Thinking Different
Thursday, February 9th, 2012By Chris Rowen
Last night, I turned the last page on Walter Isaacson’s biography of the late Steve Jobs. Isaacson’s masterful work does remarkably well in getting behind the myth to an honest and insightful look at the extraordinary man and his extraordinary creation—Apple. Isaacson brings out the three defining characteristics of Job’s approach to everything:
- Intensity of focus on the goal: Building the best possible product, even sometimes at the apparent expense of caring about the people who are building it
- Independence of thought: Looking at fundamentals, especially how to build what the user didn’t yet know that they wanted, without concession to prevailing wisdom on engineering, business models or management style
- Deep commitment to aesthetics: As Jobs described it, the combination of technology and the humanities in every aspect of the product experience—the physical design, the user interface, the retail experience, the access to music and video content, even the way the product was nestled in its box.
Many of us aspire to some of Job’s best qualities (though the world would not necessarily be a better place if we possessed all of his quirks too). His accomplishments do, however, set a challenge to all of us. How do we look at a tough problem—whether it’s building a new electronics platform, addressing rising energy costs or raising a daughter—and come up with a fundamentally better, more complete, more responsible path to success?
I’ve been thinking about this challenge in a new domain—advanced computational imaging and video analysis. This is not just big computational problem. Many of the applications really want trillions of pixel operations per second. But it’s also a challenge in harnessing the creativity of the imaging and video community. Bright imaging algorithm experts come up with clever new methods constantly, but few of those algorithms make it into the mainstream because they are so hard to implement. The extraordinary computation requirements usually make totally hard-wired logic implementations the only deployment option.
But what if we could do trillions of operations per second in a small fraction of a watt, in the corner of a small chip? What if we could change the basic programming model for imaging so that new algorithms (for 3D gesture recognition, for facial expression interpretation, for dramatic image improvement) could just compile and run without specialized software development effort? What if we could map out a scaling to performance levels 100 to 1,000 times the performance of today’s typical mobile device processors? Now that might be worth doing!

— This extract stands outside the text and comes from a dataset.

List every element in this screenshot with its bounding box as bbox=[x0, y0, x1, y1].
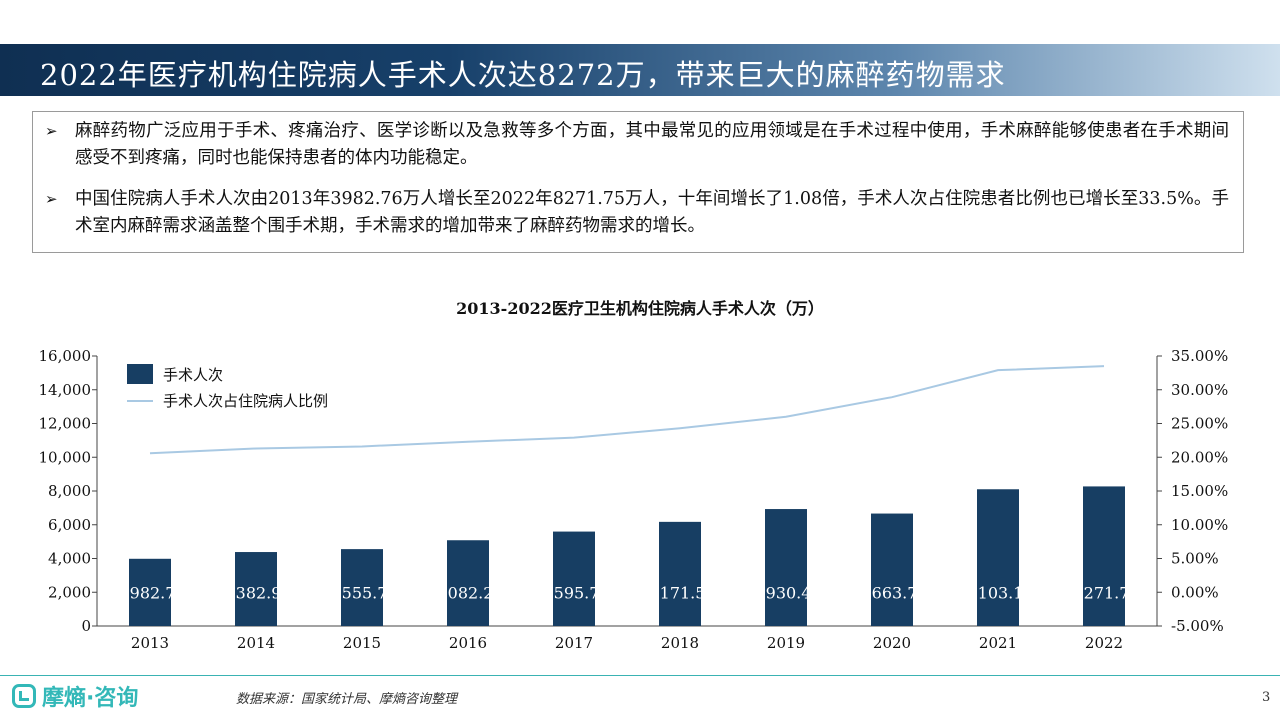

I’ve also been looking back at my last post. I was then just getting ready to apply my model of “preparation + intensity = success” to a foot race. Well, it worked! I had perfect running conditions in Sacramento—cold and clear. I went out faster than I planned, but managed to keep the pace (eight minutes per mile) for the whole distance, finishing in 3 hours, 30 minutes, which is 10 minutes ahead of my Boston Marathon 2013 qualifying time. That’s a good run for an old guy like me!
–Chris Rowen is chief technology officer at Tensilica.